Son zamanlarda ülkemizde yaşadığımız bazı toplumsal olaylar, toplumun temeli olan ailedeki yargısız infazlar,çocuk kaçırmalar,,çocuk istismarları,rezaletleri, cinnet geçirmeler ve katliamlar toplumumuzu yok oluşa götüren yıkılışı yaşatmaktadır. Toplum hayatını derinden etkileyen; basın, yayın, sinema, diziler ve sosyal paylaşım medyası toplum hayatını gereğinden fazla etkileyerek ve kontrolden uzak tutarak toplumumuzu onarılması çok zor yaralarla karşı karşıya getirmiş durumdadır. Buna şiddet içerikli diziler, müstehcen yayınlar eklenince toplumsal cinnet kaçınılmaz hale gelmektedir. İşte bunun için medyanın tamamına bir ölçü getirilmeli, bunun uygulanması takip edilerek uymayanlar cezalandırılmalıdır. Toplumun artık buna hava, su, gıda ve uyku kadar ihtiyacı vardır. Yetkililer bunu göz ardı edemezler. Devletin tüm yetkililerine bu toplumsal cinnetin durdurulması için bu köşemden çağrıda bulunuyorum. Ne olur! Bu gidişe derhal el atınız, çare bulunuz!ve bu katliamları durdurunuz! Buna değil Müslümanın hiçbir insanin razı olması mümkün değildir. Bu ağır suçun işlenmemesi için; televizyonlardan, cami kürsülerinden, üniversite kürsülerine kadar anlatılmalı özellikle aile içi geçimsizliklerde ve şiddetlerde sabır tavsiye edilmeli, yardıma muhtaç olanlara devletin şefkat eli uzanmalıdır. Yetkililere bu konuda aşağıdaki önerilerimi arz etmek istiyorum.

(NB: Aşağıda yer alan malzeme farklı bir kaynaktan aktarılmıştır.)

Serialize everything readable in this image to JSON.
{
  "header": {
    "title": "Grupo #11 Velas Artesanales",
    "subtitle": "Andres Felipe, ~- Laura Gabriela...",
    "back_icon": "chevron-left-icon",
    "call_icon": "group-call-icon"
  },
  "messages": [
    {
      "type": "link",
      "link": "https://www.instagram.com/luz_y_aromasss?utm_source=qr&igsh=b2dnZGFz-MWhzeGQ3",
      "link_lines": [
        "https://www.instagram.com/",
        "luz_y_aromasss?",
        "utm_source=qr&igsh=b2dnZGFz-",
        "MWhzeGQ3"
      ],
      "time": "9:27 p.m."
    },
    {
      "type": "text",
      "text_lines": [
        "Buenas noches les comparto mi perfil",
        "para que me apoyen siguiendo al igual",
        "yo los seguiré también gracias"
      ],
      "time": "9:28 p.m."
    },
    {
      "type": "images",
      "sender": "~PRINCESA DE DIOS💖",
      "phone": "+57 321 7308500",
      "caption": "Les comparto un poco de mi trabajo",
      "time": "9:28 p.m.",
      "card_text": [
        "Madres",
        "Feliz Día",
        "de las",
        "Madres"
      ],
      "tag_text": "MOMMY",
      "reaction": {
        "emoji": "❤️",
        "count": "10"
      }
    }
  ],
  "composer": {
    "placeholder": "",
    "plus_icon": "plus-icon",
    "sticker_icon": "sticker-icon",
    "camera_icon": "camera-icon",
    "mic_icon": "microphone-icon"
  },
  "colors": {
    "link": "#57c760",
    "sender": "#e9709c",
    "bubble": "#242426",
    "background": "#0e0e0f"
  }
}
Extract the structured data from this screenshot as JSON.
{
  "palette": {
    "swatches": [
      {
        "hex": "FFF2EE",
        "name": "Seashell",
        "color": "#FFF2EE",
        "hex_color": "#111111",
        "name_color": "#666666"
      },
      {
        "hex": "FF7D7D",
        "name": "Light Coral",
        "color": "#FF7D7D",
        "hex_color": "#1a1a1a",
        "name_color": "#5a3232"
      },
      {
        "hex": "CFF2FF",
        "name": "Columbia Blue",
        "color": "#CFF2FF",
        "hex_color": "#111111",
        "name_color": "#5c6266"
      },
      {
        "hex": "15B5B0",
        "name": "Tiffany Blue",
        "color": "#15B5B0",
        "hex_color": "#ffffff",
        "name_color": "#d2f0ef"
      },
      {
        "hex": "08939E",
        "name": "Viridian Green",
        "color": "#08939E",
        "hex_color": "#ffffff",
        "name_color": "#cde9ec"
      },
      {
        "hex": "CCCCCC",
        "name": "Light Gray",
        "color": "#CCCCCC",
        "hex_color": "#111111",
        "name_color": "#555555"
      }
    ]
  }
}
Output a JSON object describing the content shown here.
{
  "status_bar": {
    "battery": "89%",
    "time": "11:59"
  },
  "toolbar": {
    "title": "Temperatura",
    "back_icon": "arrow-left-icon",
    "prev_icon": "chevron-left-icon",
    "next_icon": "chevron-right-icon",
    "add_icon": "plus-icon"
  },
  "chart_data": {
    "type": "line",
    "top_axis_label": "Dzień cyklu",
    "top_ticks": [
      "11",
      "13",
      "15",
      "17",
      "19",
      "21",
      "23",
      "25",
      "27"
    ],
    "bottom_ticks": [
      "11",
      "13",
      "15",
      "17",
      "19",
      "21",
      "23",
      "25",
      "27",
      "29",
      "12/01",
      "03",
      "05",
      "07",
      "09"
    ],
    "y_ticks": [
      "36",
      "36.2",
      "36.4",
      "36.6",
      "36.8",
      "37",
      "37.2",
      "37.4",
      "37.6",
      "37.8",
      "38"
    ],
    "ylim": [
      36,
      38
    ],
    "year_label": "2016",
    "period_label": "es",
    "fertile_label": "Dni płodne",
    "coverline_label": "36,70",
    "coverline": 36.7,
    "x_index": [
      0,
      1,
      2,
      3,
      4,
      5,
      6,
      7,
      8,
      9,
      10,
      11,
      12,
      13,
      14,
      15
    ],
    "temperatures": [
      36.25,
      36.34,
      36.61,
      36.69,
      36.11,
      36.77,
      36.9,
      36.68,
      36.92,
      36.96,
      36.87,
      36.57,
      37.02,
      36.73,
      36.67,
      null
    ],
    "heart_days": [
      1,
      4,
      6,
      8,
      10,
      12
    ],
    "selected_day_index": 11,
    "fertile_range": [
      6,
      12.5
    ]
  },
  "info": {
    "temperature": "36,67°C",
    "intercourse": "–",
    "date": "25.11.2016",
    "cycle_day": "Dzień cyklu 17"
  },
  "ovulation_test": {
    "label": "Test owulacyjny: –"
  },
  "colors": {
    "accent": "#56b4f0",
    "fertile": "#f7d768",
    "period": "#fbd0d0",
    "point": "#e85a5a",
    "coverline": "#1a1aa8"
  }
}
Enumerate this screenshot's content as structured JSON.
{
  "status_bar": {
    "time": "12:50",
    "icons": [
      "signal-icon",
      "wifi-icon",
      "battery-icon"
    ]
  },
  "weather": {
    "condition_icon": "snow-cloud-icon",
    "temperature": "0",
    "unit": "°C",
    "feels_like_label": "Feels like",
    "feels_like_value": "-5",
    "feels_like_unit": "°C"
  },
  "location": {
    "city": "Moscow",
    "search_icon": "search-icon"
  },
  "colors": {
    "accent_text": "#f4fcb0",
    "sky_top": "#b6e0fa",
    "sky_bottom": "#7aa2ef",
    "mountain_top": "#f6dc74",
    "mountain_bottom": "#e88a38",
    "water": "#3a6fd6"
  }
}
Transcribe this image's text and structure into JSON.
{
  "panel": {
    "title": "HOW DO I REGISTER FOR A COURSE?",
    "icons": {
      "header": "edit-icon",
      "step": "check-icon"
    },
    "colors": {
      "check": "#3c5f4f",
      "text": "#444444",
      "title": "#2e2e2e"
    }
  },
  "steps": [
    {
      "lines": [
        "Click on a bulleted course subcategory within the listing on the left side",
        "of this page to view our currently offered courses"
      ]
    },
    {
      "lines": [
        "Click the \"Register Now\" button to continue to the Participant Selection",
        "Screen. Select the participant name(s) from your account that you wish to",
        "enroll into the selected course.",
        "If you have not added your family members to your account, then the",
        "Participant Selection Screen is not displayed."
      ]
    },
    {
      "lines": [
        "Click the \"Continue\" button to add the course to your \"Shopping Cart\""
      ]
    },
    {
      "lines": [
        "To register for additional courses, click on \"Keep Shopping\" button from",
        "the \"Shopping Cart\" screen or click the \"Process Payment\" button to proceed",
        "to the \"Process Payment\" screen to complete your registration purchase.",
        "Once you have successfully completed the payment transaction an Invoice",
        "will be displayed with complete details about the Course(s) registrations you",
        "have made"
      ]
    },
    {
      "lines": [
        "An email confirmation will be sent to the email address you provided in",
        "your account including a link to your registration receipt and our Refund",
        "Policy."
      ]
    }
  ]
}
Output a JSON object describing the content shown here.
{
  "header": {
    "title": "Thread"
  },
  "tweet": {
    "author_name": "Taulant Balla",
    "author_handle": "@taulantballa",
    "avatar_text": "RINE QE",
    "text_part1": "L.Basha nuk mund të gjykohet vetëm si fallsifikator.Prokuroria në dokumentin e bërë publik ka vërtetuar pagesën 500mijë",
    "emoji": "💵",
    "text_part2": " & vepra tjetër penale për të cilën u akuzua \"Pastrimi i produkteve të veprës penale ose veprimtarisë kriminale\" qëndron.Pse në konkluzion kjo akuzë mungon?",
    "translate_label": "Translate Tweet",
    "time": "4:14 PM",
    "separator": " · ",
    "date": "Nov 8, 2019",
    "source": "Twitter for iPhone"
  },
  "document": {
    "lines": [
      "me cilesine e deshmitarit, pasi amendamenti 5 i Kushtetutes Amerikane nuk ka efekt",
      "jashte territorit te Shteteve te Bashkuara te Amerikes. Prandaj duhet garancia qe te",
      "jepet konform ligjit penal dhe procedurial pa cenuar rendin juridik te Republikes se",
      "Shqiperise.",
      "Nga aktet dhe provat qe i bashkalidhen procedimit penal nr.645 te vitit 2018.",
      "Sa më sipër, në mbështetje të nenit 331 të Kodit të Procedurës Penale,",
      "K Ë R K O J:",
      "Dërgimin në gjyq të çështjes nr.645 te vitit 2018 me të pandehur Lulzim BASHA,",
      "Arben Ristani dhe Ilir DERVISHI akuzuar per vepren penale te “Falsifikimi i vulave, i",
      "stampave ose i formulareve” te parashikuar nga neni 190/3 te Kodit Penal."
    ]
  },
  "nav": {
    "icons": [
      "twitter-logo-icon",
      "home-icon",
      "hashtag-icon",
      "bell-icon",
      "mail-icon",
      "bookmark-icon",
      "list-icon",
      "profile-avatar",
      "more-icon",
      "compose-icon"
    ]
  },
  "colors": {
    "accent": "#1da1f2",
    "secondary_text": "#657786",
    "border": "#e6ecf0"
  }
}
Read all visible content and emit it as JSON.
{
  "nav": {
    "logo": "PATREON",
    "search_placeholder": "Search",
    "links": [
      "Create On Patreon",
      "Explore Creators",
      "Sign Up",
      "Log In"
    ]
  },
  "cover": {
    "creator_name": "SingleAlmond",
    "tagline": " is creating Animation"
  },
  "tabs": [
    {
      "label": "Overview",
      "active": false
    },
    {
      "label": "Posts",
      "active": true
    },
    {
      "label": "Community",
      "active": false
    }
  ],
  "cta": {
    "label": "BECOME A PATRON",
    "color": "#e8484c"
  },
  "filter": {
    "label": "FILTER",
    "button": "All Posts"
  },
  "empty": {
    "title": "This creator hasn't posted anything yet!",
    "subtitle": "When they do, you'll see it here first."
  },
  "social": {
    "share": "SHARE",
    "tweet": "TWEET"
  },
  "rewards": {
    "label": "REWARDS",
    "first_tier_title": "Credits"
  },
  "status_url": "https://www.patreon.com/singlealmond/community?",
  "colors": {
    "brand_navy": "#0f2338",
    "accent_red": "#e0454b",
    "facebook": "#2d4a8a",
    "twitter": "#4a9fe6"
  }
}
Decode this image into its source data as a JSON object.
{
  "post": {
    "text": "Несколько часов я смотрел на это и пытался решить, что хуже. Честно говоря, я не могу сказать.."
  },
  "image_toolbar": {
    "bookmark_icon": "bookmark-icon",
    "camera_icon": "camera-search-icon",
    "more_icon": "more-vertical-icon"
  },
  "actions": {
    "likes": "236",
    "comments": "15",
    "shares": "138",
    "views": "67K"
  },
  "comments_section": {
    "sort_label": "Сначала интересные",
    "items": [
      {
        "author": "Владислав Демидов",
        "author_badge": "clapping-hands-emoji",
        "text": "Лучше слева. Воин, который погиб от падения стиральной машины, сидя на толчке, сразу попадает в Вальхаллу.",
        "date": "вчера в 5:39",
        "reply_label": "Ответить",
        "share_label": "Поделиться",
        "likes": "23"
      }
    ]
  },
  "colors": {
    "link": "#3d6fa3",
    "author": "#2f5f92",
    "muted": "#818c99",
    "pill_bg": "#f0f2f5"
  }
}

İSLAM RÖNESANSI(İSLAMIN YENİDEN DİRİLİŞİ) ZAMANI GELMİŞTİR
Bütün bu olumsuz olaylar göstermektedir ki yapılan bazı pansuman tedbirler toplumu ve ferdi huzura kavuşturmada yeterli olamamıştır. O zaman İslam dininin yeniden dirilişi olan, İslam Rönesansı olabilmesi için yetkililerin bu süreci başlatmada acele etmeleri zaman kaybetmemeleri zorunlu olmuştur. Toplumumuza İslam dininin “ demokrasi ile” bir uyuşmazlığı olmadığı anlatılmalı ve din ile iç içe olarak barışı sağlanmalıdır. Toplumun kurtuluşu ve refahı için, “manevi cihad” ilan edilmeli ve herkesin bu konuya destek vermesi, elini taşın altına koyması istenmelidir. Cami kürsüleri bu manevi cihadı ve İslam Rönesansını anlatacak kaleler olarak görülmelidir. Topluma bunun bir “dünya barışı projesi” olduğu anlatılarak, milli hafızanın yeniden dirilmesi sağlanmalı, milletin uyanarak ve bilerek bu projeye sahip çıkması ve desteklemesi yoluna gidilmelidir. Topluma şu mesaj verilmelidir; “kurtuluş İslam’dadır”. Bu manada “Kamil Müslümanın” dünyada hem Müslümanlar için hem de insanlık için model insan olduğu anlatılmalıdır. Toplumda, “ milli şuur” oluşturması yoluna gidilmelidir. Türkiye’nin bir müreffeh, kalkınmış, adil ve gerçek demokrasiyle yönetilen bir devlet olması tüm mazlum milletler için bir model devlet olacağı unutulmamalıdır. Türkiye, dünyadaki barışın sigortasıdır.